Why most rollouts skip past rung 2
The conventional AI rollout playbook is built around two beats: "give people the tools" (rung 1) and "show them what's possible" (a glimpse of rung 4 in a vendor demo). The middle — rung 2 and rung 3 — is treated as something that "just happens" once people see the tools.
It doesn't. The middle is where coaching matters most, where almost no rollout invests, and where the actual capability is built. Companies spend billions on AI tools and consulting and training, and the middle stays empty.
Lucy Labs exists to fill that middle. Not by running another training course. Not by deploying another tool. By coaching people in the moment, on their actual work, until the universal capabilities at rung 2 become muscle memory — and then making the next rungs available for the people who want to climb.
What this means for you
If you're an individual reading this: figure out which rung you're on.

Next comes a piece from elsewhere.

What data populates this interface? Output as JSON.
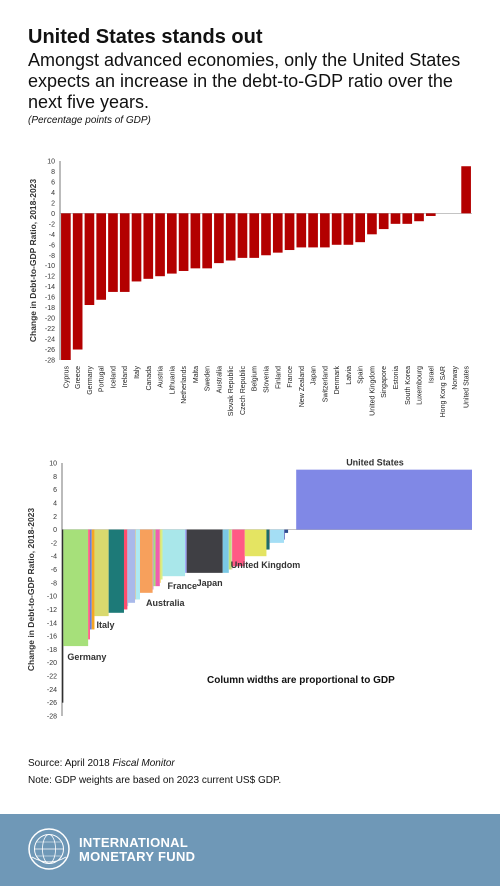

Be honest. Most people overestimate themselves by half a rung. Then ask yourself which rung you actually want to be on. Maybe it's rung 2 — and that's a perfect goal. Maybe it's rung 4 — and Lucy is built for you.

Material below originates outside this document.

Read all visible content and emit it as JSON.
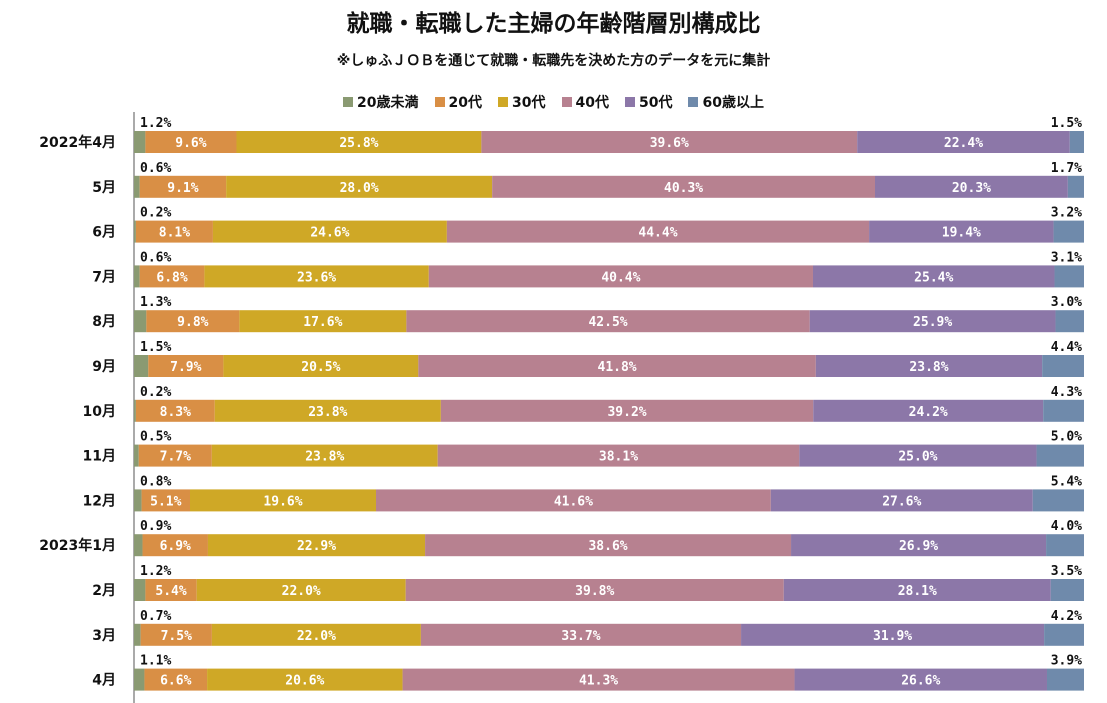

If you're rolling out AI for a team: stop optimizing for the demos at rung 4 and start optimizing for the muscle at rung 2. The math works in your favor. Get your whole team to rung 2 and you've already won most of the productivity gain. The handful who keep climbing to rungs 3 and 4 give you the upside.
If you're building the AI strategy for your company: the gap between "we have AI tools" and "we have AI capability" is exactly the gap we describe here. Closing it is not optional anymore. The companies that close it own the next decade. The companies that don't will keep wondering why their pilot didn't deliver.